I Problemi E Le Difficoltà Che Vivono Coloro Che Hanno La Sindrome di Usher

La sindrome di Usher è una malattia congenita molto rara. La prima volta è stata studiata dal medico Von Graefe nel 1858. Prende il nome dall’oculista scozzese Charles Usher. Quando si parla di Uscher, la sindrome, parliamo di un’ipoacusia congenita associata a retinite pigmentosa. È una patologia che comporta la degenerazione progressiva della retina. Questo tipo di patologia, è molto grave e può essere però distinta in diverse fasi e tipologie. Quello che è certo, è che è una condizione molto rara che può essere diagnosticata non così facilmente, ma allo stesso modo, non vi è ancora una cura vera e propria.

I Diversi Tipi Di Sindrome Di Usher

Vi sono diverse tipologie di sindrome di Usher. Innanzitutto, vi è quella di tipo 1. Quando si parla di Usher, sindrome di tipo uno, c’è una sordità profonda. In genere, questi pazienti hanno un residuo di tipo uditivo per le basse frequenze ma riescono a sentire. Hanno anche dei problemi di equilibrio perché nella parte interna dell’orecchio ci sono dei problemi. Verso la fine dei primi 10 anni di età, in più arrivano anche i sintomi della retinite pigmentosa, la fotosensibilità e quindi si inizia anche a perdere gradualmente la vista perché questi pazienti hanno difficoltà a vedere con poca luce. Nel corso degli anni, le persone iniziano a perdere il campo visivo periferico con visione a tunnel. Nell’età adulta poi arriva la cataratta. Questo tipo di sindrome, molto spesso deve imparare fin da subito ad apprendere un linguaggio gestuale e quindi la lingua dei segni, per comunicare con il mondo.
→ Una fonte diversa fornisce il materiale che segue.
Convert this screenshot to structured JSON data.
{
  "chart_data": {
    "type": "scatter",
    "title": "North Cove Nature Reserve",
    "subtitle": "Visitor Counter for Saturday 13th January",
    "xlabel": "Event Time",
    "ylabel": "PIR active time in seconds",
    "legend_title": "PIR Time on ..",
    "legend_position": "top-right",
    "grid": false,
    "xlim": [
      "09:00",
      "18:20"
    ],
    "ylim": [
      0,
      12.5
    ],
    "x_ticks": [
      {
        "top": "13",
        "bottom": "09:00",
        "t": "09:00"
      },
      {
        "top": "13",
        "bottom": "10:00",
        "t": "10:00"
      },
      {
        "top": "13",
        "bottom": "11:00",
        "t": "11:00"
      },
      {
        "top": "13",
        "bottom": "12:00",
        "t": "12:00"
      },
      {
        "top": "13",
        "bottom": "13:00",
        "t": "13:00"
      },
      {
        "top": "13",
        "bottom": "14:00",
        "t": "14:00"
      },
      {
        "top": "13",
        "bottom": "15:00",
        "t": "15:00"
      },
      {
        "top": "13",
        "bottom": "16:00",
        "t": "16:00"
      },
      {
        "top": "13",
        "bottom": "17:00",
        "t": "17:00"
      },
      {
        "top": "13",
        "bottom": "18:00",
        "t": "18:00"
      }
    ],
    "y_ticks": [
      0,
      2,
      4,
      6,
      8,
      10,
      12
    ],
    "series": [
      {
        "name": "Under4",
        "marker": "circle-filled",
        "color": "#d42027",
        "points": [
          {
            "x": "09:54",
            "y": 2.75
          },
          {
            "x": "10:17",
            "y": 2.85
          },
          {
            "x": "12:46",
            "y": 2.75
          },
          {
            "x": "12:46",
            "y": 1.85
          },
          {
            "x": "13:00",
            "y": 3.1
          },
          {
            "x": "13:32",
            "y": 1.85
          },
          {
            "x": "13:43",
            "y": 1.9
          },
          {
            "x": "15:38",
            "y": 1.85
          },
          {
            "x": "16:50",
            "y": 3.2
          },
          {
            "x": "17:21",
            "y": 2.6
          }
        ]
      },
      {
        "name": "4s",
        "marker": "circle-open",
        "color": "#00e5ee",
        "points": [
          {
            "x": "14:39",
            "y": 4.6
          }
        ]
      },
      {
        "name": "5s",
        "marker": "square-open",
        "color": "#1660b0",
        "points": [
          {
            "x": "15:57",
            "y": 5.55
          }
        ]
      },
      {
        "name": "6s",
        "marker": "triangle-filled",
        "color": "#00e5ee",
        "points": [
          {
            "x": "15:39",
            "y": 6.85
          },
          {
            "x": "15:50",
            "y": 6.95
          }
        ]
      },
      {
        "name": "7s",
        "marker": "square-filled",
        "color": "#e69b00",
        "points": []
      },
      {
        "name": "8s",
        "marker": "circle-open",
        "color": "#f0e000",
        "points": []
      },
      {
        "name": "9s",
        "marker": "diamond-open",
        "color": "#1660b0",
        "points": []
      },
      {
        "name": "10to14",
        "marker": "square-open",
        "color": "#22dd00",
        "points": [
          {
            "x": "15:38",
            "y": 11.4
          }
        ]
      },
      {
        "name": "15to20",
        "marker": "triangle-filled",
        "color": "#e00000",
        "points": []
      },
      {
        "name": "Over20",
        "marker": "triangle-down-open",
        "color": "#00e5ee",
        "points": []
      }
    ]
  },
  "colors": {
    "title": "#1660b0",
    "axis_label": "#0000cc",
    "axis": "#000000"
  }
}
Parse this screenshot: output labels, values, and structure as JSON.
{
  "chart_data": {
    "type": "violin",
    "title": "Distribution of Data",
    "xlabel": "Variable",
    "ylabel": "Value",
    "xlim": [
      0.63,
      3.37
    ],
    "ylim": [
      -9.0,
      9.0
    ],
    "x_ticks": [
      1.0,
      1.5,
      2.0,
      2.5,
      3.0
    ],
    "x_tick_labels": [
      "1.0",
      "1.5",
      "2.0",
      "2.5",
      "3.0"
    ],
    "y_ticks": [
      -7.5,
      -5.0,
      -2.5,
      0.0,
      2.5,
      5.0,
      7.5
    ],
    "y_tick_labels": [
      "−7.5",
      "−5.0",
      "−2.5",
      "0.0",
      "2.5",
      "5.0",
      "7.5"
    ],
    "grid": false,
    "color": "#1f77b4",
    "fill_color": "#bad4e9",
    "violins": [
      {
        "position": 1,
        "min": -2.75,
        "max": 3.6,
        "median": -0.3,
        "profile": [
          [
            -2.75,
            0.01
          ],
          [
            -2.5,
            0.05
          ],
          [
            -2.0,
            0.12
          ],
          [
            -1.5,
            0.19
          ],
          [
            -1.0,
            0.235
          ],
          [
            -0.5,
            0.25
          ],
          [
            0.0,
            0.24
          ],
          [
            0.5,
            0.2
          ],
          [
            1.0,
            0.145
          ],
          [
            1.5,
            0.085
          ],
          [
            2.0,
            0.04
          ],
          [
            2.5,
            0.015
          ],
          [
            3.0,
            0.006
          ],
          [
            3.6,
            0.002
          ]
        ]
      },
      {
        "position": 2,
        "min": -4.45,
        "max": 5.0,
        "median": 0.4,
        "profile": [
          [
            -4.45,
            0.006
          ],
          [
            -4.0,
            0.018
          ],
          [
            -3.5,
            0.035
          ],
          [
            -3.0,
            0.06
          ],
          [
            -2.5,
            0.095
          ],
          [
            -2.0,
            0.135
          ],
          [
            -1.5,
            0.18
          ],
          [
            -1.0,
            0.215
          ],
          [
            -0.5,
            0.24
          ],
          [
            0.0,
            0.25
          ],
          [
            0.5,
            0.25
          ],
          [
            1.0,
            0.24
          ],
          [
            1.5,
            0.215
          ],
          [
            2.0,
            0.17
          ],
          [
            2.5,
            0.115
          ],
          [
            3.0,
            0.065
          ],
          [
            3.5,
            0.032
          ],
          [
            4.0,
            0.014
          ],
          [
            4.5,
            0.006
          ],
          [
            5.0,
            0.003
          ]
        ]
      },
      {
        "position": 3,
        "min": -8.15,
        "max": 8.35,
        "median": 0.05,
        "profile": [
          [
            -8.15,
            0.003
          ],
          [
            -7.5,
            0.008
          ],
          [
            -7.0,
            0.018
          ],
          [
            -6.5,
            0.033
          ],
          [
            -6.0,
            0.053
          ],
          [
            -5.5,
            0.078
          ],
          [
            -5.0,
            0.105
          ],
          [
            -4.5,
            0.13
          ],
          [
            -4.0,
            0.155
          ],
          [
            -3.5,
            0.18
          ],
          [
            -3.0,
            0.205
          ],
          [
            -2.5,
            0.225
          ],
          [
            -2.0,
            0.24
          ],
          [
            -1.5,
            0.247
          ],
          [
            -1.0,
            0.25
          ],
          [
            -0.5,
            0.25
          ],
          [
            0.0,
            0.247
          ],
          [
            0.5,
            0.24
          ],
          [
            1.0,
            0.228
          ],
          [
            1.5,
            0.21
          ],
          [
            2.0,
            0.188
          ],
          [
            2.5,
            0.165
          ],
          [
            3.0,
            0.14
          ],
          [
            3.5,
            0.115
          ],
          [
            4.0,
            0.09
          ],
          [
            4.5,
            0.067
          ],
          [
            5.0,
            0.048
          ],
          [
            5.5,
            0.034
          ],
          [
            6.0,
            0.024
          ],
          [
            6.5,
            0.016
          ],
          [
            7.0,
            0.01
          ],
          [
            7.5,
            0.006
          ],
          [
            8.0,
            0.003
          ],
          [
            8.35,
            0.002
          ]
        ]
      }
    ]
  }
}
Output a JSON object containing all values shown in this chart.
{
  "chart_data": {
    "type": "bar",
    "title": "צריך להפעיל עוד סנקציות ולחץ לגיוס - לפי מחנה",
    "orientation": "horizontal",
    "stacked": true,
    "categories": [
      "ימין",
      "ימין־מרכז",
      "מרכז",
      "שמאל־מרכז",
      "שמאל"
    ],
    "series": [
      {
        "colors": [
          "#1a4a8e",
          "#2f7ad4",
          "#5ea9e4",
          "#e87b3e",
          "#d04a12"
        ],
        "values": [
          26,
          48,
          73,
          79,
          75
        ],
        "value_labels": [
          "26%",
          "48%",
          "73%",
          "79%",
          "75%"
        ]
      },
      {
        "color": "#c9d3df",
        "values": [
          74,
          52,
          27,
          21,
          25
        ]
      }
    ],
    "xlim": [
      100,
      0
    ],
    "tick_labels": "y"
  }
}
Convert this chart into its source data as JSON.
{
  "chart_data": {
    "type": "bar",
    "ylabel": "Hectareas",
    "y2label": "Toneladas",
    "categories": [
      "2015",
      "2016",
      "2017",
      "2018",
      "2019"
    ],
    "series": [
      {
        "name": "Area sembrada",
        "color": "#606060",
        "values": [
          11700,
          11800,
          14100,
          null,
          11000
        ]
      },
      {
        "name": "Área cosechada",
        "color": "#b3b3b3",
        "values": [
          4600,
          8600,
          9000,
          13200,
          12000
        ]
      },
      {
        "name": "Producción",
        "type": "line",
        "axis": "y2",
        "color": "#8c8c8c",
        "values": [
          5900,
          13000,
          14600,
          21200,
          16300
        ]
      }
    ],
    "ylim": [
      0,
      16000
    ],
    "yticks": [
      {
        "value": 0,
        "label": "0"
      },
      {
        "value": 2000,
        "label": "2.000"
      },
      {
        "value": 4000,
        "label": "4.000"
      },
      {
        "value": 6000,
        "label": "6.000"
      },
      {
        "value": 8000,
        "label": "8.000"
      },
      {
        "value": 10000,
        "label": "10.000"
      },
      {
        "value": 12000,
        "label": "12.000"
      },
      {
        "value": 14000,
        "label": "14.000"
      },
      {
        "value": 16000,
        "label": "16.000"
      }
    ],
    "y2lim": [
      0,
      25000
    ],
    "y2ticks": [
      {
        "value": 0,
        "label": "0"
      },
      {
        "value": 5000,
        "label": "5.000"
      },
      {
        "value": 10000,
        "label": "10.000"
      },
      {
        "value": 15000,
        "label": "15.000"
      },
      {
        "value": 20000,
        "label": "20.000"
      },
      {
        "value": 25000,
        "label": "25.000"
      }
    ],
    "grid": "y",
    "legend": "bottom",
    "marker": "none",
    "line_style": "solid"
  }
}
Sindrome Di Usher Di Tipo 2

Poi la sindrome di Usher tipo 2. Le persone che hanno questa tipologia nascono con una perdita uditiva bilaterale che passa da moderata a grave. Si può usare l’apparecchio acustico per sviluppare il linguaggio ed iniziare a sentire. Generalmente, la perdita di udito per questa tipologia è abbastanza stazionaria, però può capitare che le persone finiscono per perdere completamente la loro capacità di sentire. La degenerazione retinica invece inizia dopo l’adolescenza.

Usher, La Sindrome Di Tipo 3

La sindrome di Usher tipo 3 è un tipologia di disturbo ancora più raro. Si presenta soprattutto nei paesi scandinavi e molto raramente in quelli al di fuori di questo confine. Chi ha la sindrome di Usher di tipo 3 ha un deficit uditivo che inizia già nei primi anni di vita. Tra i 30 ed i 50 anni questa sindrome può diventare molto profonda. Dopo l’adolescenza inizia invece la fase di degenerazione della retina. Talvolta, che ha questo tipo di problema si può trovare anche a dover affrontare dei seri problemi di equilibrio dovuti al difficoltà nel canale uditivo.

Le Esigenze Speciali Dei Pazienti Con La Sindrome Di Usher

I pazienti con la sindrome di Usher hanno delle esigenze molto particolari. Innanzitutto, di tipo comunicativo. Si deve capire in che modo possono apprendere il linguaggio. In alcuni casi, è meglio pensare alla comunicazione tattile ma talvolta, chi ha ancora degli stimoli visivi può iniziare anche da prendere la lingua dei segni. In più, può essere importante fare ricorso ad ausili tecnologici per la comunicazione, fare acquisire l’uso del segni e aiutare con protesi uditive o sistemi di amplificazione sonora. Però vi sono anche esigenze di mobilità. Infatti, è opportuno sostenere un corso di mobilità e orientamento, chiedere l’aiuto di un servizio guida e garantire negli ambienti chiusi soprattutto, l’illuminazione buona, uniforme e con forti tonalità di contrasto sui colori. Oltre a quelle già citate, vi è anche l’esigenza di un sostegno psicologico costante nonché vi è la necessità di rivolgersi a medici specialistici per garantire i possibili trattamenti anche nell’ambito della ricerca genetica.